The Rev. Janet Broderick had only been in her new parish, All Saints’ Epicopal Church in Beverly Hill, for about eight months when she went to a conference in Kentucky in February. She and at least seven other clergy brought COVID-19 home with them.
“There was incredible trauma in the parish. Suddenly the parish lost its new rector,” she said. “I was in ICU for two weeks. Luckily, no one in the parish was infected by me.”
Broderick will be the chaplain for Week Five of the 2020 CHQ Assembly. She will preach at the 10:45 a.m. EDT Sunday, July 26, service of worship and sermon on the CHQ Assembly Video Platform. The title of Sunday’s sermon is “The Iconoclast.”
She will also give a homily at the 9:15 a.m. morning devotionals from Monday, July 27, to Friday, July 31. Her topics include: “Pottery,” “Story of the Boxes,” Masks,” “Purification before Action,” and “Staying Steady.”
“Each quote is a response to what I am doing in the sermon,” Broderick said. “These comedians provide brilliant reflections on the culture and what comes in the sermon. Besides, I love to laugh and Maureen (Rovegno, Chautauqua’s director of religion) told me to be entertaining.”
Broderick has never been to Chautauqua, but she has heard all about it from Joshua Stafford, Chautauqua’s interim organist. She was the rector of St. Peter’s Episcopal Church in Morristown, New Jersey, where Stafford is the organist and directs a choir school.
“I have heard all about Chautauqua and Jamestown — the home of Lucille Ball — and I am looking forward to being there in person someday,” she said.
The pandemic has given her church, All Saints’ in Beverly Hills, a chance to pause and reset a media ministry they had only been thinking about.
“We had a short film and a movie, but the virus pushed us to do some experimental worship films. Instead of filming a service with no one there, if we were talking about homelessness, we went to a tent community,” she said. “We also found that over Zoom, people felt more comfortable sharing prayers that they would not if they had stayed in the pews.”
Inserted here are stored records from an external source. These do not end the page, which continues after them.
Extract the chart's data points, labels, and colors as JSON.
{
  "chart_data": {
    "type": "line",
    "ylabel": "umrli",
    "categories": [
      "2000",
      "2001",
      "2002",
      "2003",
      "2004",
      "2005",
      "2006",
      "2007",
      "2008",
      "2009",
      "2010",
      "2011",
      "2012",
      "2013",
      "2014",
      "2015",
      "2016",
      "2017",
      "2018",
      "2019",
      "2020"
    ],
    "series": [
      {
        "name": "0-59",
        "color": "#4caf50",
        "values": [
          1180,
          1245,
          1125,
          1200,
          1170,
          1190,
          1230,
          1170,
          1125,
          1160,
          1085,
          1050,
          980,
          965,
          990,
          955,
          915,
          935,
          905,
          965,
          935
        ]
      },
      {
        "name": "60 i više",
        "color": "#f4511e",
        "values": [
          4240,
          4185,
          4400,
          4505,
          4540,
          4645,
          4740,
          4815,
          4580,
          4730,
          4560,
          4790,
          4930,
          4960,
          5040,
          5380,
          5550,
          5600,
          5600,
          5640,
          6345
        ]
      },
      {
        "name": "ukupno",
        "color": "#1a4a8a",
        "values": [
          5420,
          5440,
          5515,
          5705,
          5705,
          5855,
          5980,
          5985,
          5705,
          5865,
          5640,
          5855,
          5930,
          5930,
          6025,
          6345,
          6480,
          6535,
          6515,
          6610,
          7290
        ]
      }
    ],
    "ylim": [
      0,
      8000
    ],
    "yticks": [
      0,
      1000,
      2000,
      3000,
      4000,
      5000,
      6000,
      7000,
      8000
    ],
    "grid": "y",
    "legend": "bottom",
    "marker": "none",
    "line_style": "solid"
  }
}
However, it is hard to be so remote, she said: “Church is about people; you meet your sister or brother in worship.”
The pandemic has also given people a lot of time to reflect about society. “Families have participated in their children’s education,” Broderick said. “I have noticed the incredible inequality in our society, especially for people who cannot care for themselves the way others can. The lack of access to medical care is blatantly clear.”
She continued, “It is a chance to be prophetic, to take a look at my own parish and see who we are in terms of racism and sexism. Grief leads to fear in the community.”
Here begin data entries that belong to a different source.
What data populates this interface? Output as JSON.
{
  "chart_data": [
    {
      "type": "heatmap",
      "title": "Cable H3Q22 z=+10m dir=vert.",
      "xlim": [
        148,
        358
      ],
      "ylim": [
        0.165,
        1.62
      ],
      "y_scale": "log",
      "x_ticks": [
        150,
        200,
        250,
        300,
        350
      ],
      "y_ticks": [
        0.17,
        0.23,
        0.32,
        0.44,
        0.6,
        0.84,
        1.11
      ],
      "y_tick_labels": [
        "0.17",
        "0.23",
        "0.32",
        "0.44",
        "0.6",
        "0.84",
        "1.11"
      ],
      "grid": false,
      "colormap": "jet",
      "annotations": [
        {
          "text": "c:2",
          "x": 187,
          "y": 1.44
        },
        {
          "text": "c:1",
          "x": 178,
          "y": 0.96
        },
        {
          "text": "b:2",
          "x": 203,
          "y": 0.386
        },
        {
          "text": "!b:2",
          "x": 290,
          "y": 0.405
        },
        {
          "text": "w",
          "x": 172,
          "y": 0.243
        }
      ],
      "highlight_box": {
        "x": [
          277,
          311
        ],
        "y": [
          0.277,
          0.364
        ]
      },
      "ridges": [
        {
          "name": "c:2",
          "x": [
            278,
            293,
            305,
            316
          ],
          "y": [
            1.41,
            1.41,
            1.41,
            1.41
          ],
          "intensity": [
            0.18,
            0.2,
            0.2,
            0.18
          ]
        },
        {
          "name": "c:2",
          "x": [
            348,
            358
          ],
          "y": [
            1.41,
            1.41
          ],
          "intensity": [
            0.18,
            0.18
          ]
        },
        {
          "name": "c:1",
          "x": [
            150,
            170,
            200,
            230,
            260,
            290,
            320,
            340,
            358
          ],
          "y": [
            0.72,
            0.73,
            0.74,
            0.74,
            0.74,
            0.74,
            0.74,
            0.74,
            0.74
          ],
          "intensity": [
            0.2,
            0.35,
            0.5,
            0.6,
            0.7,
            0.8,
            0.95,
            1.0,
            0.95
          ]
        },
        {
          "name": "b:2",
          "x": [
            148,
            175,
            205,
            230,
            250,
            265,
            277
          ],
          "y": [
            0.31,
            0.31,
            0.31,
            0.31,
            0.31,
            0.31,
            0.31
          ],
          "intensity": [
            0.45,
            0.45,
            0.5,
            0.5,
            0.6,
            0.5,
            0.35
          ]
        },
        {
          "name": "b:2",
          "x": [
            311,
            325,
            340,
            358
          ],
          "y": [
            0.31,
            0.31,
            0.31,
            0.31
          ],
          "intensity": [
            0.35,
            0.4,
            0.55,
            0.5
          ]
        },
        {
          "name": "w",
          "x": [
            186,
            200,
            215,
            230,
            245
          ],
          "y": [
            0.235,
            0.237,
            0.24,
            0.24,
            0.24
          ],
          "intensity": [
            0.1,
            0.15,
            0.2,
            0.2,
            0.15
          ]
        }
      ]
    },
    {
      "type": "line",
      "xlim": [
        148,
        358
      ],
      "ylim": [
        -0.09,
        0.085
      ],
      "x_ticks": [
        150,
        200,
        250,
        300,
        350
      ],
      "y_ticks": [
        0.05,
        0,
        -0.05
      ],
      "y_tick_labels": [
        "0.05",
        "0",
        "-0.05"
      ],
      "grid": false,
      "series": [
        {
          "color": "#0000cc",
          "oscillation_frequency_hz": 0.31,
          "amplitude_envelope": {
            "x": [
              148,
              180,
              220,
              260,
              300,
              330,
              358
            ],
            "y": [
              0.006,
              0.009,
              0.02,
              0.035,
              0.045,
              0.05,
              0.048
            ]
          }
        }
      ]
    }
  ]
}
Broderick noted that the Biblical community in exile in Babylon longed for Jerusalem. Then they realized all they could accomplish as religious people without the Temple. “The gates of heaven are open to those who pray and the exile led to the synagogue movement,” she said.
How to support home churches is one of the ideas she has been thinking about. “We can have church in homes, on hikes. A lot of people have not had an area set up in their home where they pray and listen for God,” she said. “Then there is the possibility that we will have a vaccine by January and we will be back in church to hug and kiss each other.”
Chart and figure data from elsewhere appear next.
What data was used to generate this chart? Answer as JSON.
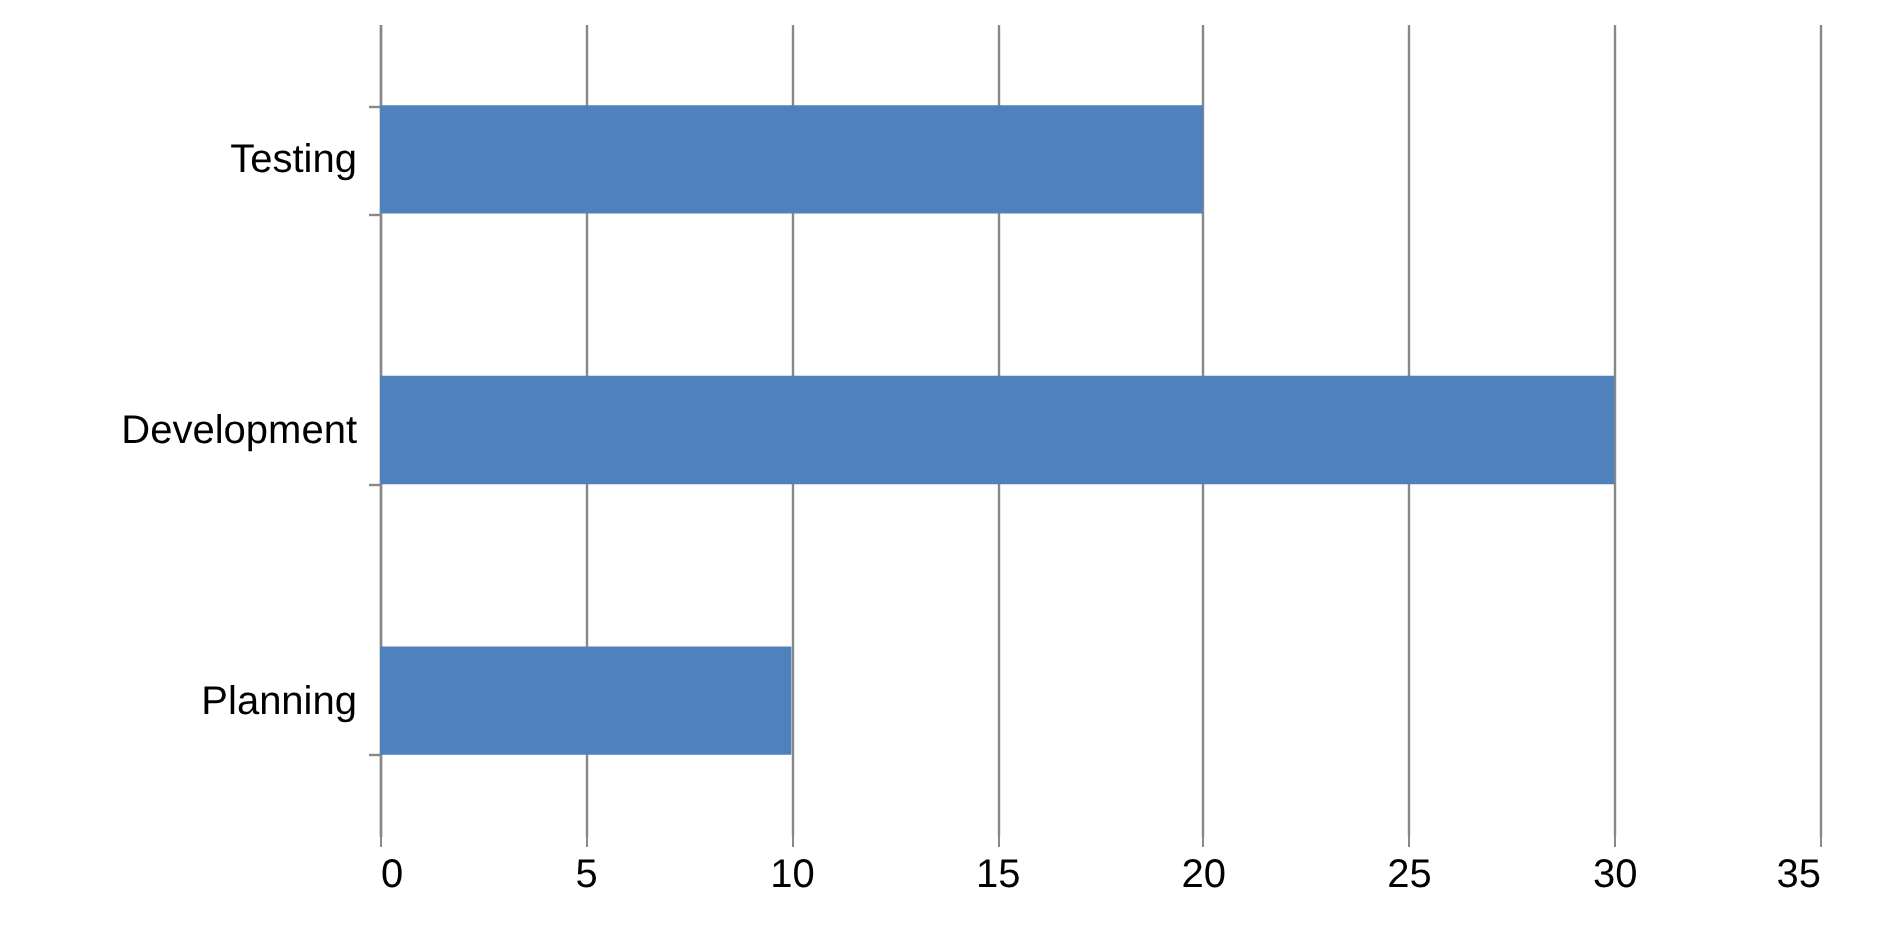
{
  "chart_data": {
    "type": "bar",
    "orientation": "horizontal",
    "categories": [
      "Testing",
      "Development",
      "Planning"
    ],
    "values": [
      20,
      30,
      10
    ],
    "color": "#4f81bd",
    "xlim": [
      0,
      35
    ],
    "xticks": [
      0,
      5,
      10,
      15,
      20,
      25,
      30,
      35
    ],
    "grid": "x"
  }
}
Broderick’s ministry spans more than three decades, and she has served as curate, vicar and rector in both rural and urban settings, rich and poor, large and small, progressive and traditional. Prior to All Saints’, Broderick served as rector of St. Peter’s in Morristown, New Jersey, leading outreach to Latino and immigrant populations, rigorous education initiatives and responsive work for justice.
Previously, Broderick was rector at Grace Van Vorst in Jersey City, a curate at The Church of the Epiphany in New York City, and a seminarian at St. James Church; her first rectorship was for a small parish in Westchester, New York. A graduate of the University of Michigan, she is an active community organizer and the founder of Refugee Assistance Morris Partners and Afterschool on South.
This program is made possible by the Gladys R. Brasted and Adair Brasted Gould Memorial Chaplaincy.